My mother turns slowing, saying just go write it down Jo. I need to finish dinner. Her voice is tired, a bit sad but I feel anger, frustration. Doesn’t she get it – I have to tell it. My words won’t go on paper. I am afraid of paper and pencils. The words come out all upside down and backwards. There are so many words I can’t write because I don’t know which letters go where. Is it a t or a d? Is it ie or ei? I know the story just not the paper and pencil story.
This is me at age 8 or 9. I walked away from that kitchen scene many times thinking I can’t do it. I walked away in my child’s mind thinking she doesn’t think I can be a writer. She doesn’t think I am smart enough.
In fact, her words were saying – go write you have good ideas. I just couldn’t hear it through her body language, her voice tone and my own learning issues. She was tired with little time on her hands. A single mother raising three kids. I was afraid with a learning disability struggling to make sense of the words on the page. I had mastered the reading of letters but not the writing of them. (In fact some letters still like to jump places when I am writing today.)
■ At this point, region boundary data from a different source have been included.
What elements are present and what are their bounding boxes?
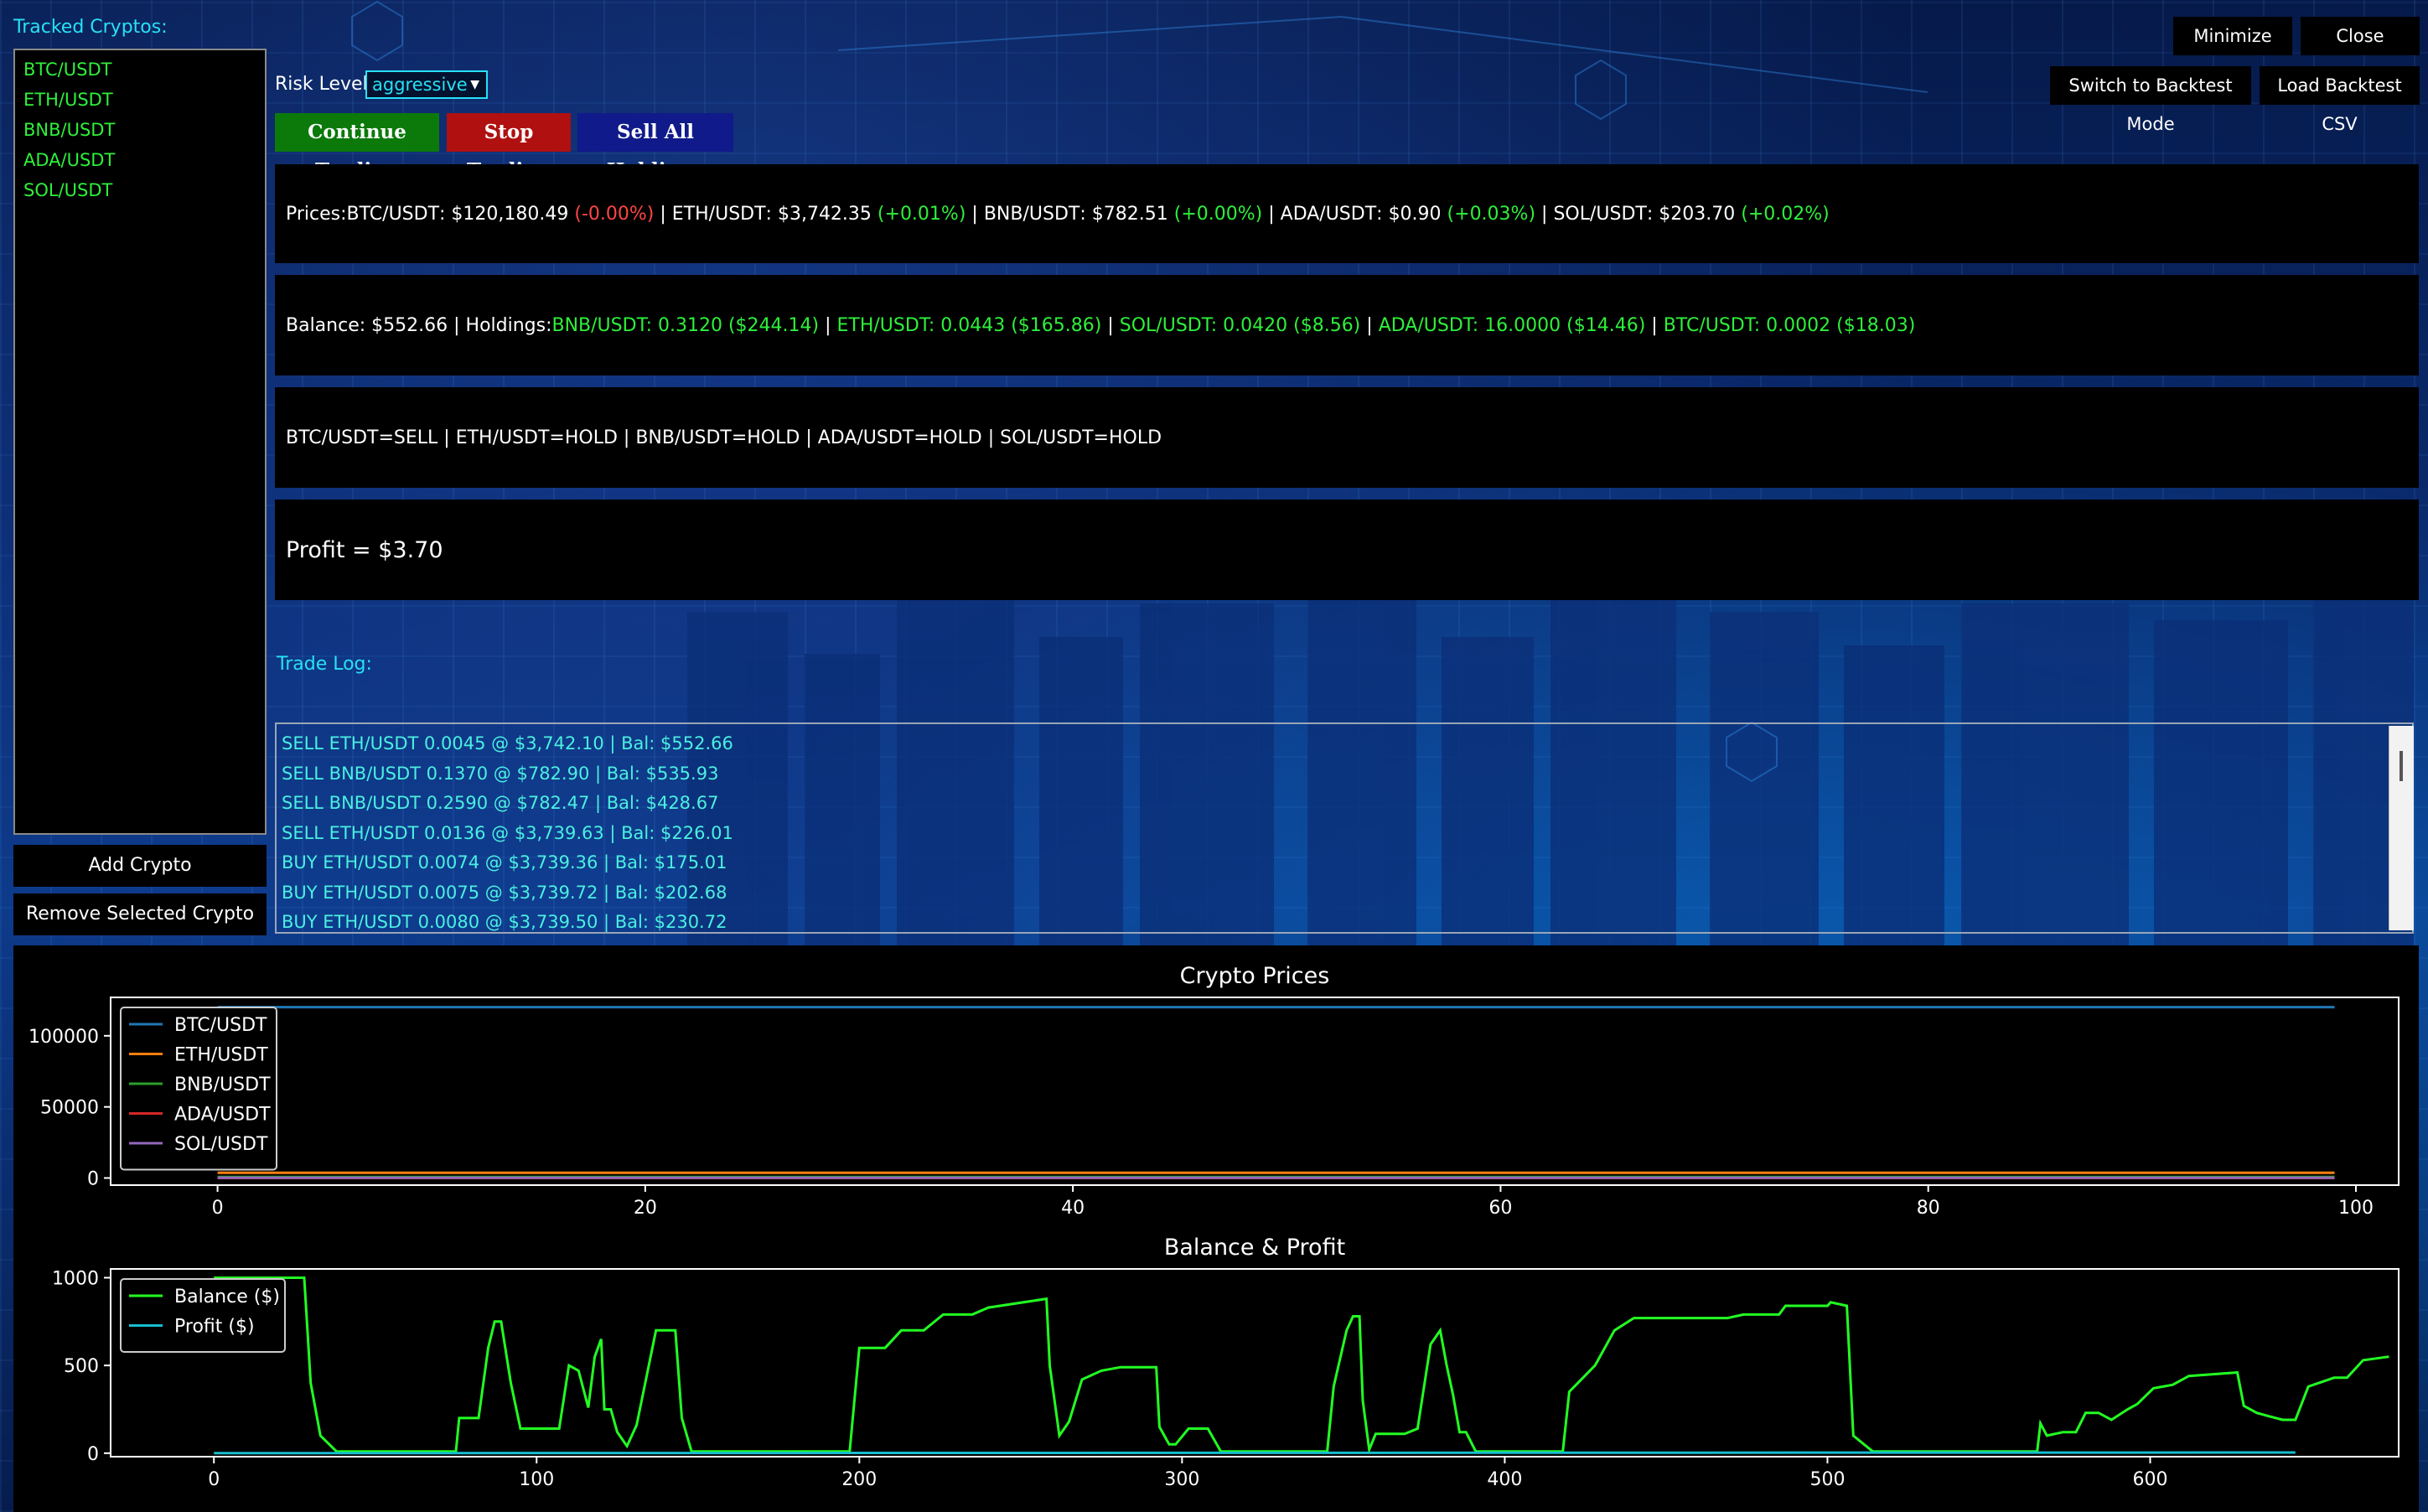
signal-item: ADA/USDT=HOLD (817, 427, 982, 448)
y-tick-label: 0 (87, 1444, 99, 1465)
list-item-btc[interactable]: BTC/USDT (20, 55, 260, 85)
price-value: $120,180.49 (451, 203, 569, 225)
risk-level-select[interactable]: aggressive ▼ (365, 70, 488, 99)
tracked-crypto-list[interactable]: BTC/USDT ETH/USDT BNB/USDT ADA/USDT SOL/… (13, 49, 267, 835)
scrollbar-thumb[interactable] (2400, 751, 2403, 781)
x-tick-label: 300 (1164, 1469, 1199, 1490)
price-change: (+0.00%) (1173, 203, 1263, 225)
balance-text: Balance: $552.66 | Holdings: (286, 314, 552, 336)
list-item-ada[interactable]: ADA/USDT (20, 146, 260, 176)
series-line (214, 1451, 2296, 1455)
signals-panel: BTC/USDT=SELL | ETH/USDT=HOLD | BNB/USDT… (275, 387, 2419, 488)
y-tick-label: 0 (87, 1169, 99, 1190)
x-tick-label: 20 (634, 1198, 657, 1219)
log-line: BUY ETH/USDT 0.0074 @ $3,739.36 | Bal: $… (282, 852, 727, 873)
x-tick-label: 600 (2133, 1469, 2168, 1490)
minimize-button[interactable]: Minimize (2173, 17, 2292, 55)
price-change: (+0.03%) (1447, 203, 1536, 225)
list-item-eth[interactable]: ETH/USDT (20, 85, 260, 116)
x-tick-label: 400 (1487, 1469, 1522, 1490)
load-backtest-csv-button[interactable]: Load Backtest CSV (2260, 66, 2420, 134)
balance-panel: Balance: $552.66 | Holdings: BNB/USDT: 0… (275, 275, 2419, 375)
chart-title: Balance & Profit (1164, 1235, 1345, 1261)
y-tick-label: 50000 (40, 1098, 99, 1119)
y-tick-label: 500 (64, 1356, 99, 1377)
price-value: $203.70 (1659, 203, 1736, 225)
legend-label: ETH/USDT (174, 1045, 268, 1066)
continue-trading-button[interactable]: Continue Trading (275, 113, 439, 182)
price-pair: ADA/USDT (1280, 203, 1377, 225)
y-tick-label: 100000 (28, 1027, 99, 1048)
x-tick-label: 60 (1488, 1198, 1512, 1219)
risk-level-value: aggressive (372, 75, 468, 95)
log-line: BUY ETH/USDT 0.0075 @ $3,739.72 | Bal: $… (282, 882, 727, 903)
signal-item: BNB/USDT=HOLD (635, 427, 800, 448)
price-value: $3,742.35 (777, 203, 872, 225)
price-change: (-0.00%) (574, 203, 655, 225)
x-tick-label: 100 (2338, 1198, 2374, 1219)
y-tick-label: 1000 (52, 1268, 99, 1289)
switch-backtest-mode-button[interactable]: Switch to Backtest Mode (2050, 66, 2251, 134)
legend-label: BNB/USDT (174, 1074, 271, 1095)
legend-label: BTC/USDT (174, 1015, 267, 1036)
log-line: SELL BNB/USDT 0.2590 @ $782.47 | Bal: $4… (282, 793, 719, 813)
holding-item: BTC/USDT: 0.0002 ($18.03) (1663, 314, 1916, 336)
add-crypto-button[interactable]: Add Crypto (13, 845, 267, 887)
plot-frame (110, 997, 2400, 1186)
holding-item: BNB/USDT: 0.3120 ($244.14) (551, 314, 820, 336)
x-tick-label: 500 (1809, 1469, 1845, 1490)
log-line: SELL BNB/USDT 0.1370 @ $782.90 | Bal: $5… (282, 763, 719, 784)
trade-log-title: Trade Log: (277, 654, 372, 675)
holding-item: ADA/USDT: 16.0000 ($14.46) (1378, 314, 1646, 336)
trade-log[interactable]: SELL ETH/USDT 0.0045 @ $3,742.10 | Bal: … (275, 722, 2414, 934)
x-tick-label: 40 (1061, 1198, 1085, 1219)
log-line: SELL ETH/USDT 0.0136 @ $3,739.63 | Bal: … (282, 822, 733, 843)
signal-item: ETH/USDT=HOLD (455, 427, 618, 448)
prices-prefix: Prices: (286, 203, 347, 225)
price-value: $782.51 (1091, 203, 1168, 225)
holding-item: ETH/USDT: 0.0443 ($165.86) (836, 314, 1102, 336)
tracked-cryptos-title: Tracked Cryptos: (13, 17, 168, 38)
holding-item: SOL/USDT: 0.0420 ($8.56) (1119, 314, 1361, 336)
x-tick-label: 80 (1917, 1198, 1940, 1219)
remove-selected-crypto-button[interactable]: Remove Selected Crypto (13, 893, 267, 935)
price-pair: BTC/USDT (346, 203, 440, 225)
trade-log-scrollbar[interactable] (2389, 726, 2414, 930)
price-pair: ETH/USDT (671, 203, 766, 225)
x-tick-label: 0 (208, 1469, 220, 1490)
legend-label: ADA/USDT (174, 1105, 271, 1126)
charts-svg: Crypto Prices0 20 40 60 80 100050000100000BTC… (28, 963, 2400, 1490)
profit-text: Profit = $3.70 (286, 536, 443, 563)
legend-label: Profit ($) (174, 1317, 255, 1338)
risk-level-label: Risk Level: (275, 74, 375, 95)
stop-trading-button[interactable]: Stop Trading (447, 113, 571, 182)
price-value: $0.90 (1388, 203, 1442, 225)
close-button[interactable]: Close (2301, 17, 2420, 55)
plot-frame (110, 1268, 2400, 1458)
x-tick-label: 0 (212, 1198, 224, 1219)
price-change: (+0.02%) (1741, 203, 1830, 225)
legend-label: SOL/USDT (174, 1134, 268, 1155)
x-tick-label: 100 (519, 1469, 554, 1490)
list-item-sol[interactable]: SOL/USDT (20, 176, 260, 206)
legend-label: Balance ($) (174, 1287, 280, 1307)
log-line: SELL ETH/USDT 0.0045 @ $3,742.10 | Bal: … (282, 733, 733, 753)
x-tick-label: 200 (841, 1469, 877, 1490)
chevron-down-icon: ▼ (470, 78, 479, 91)
sell-all-holdings-button[interactable]: Sell All Holdings (577, 113, 733, 182)
price-change: (+0.01%) (877, 203, 966, 225)
prices-panel: Prices: BTC/USDT: $120,180.49 (-0.00%) |… (275, 164, 2419, 263)
series-line (214, 1276, 2389, 1455)
chart-title: Crypto Prices (1180, 963, 1330, 989)
signal-item: SOL/USDT=HOLD (1000, 427, 1162, 448)
price-pair: BNB/USDT (983, 203, 1080, 225)
charts-area: Crypto Prices 0 20 40 60 80 100 0 50000 100000 BTC… (13, 945, 2419, 1512)
profit-panel: Profit = $3.70 (275, 500, 2419, 600)
price-pair: SOL/USDT (1553, 203, 1647, 225)
signal-item: BTC/USDT=SELL (286, 427, 438, 448)
log-line: BUY ETH/USDT 0.0080 @ $3,739.50 | Bal: $… (282, 912, 727, 932)
list-item-bnb[interactable]: BNB/USDT (20, 116, 260, 146)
It was the tone and body that I read in those days. They spoke louder than her words. I thought about this yesterday as I sat in the back of a classroom making books with kids. Everyone was tired. It was a long week and behaviors were not good. It was so easy to give the students message we did not want to give them. The words we were saying were positive but the tone, the body language we used on this late Friday afternoon was saying something different. The kids also had that tone of a to short temper and the hip that juts out to the side as they said they were going to the circle or they were cleaning up.
It is not only our spoken words that give us a messages. I think about it now when I am tired and a bit grumpy – what message is my body giving these students, what messages are they getting for a very tired parent at home?
Teaching and parenting are both hard work. It is not always clear what messages we are sending and how they are being received.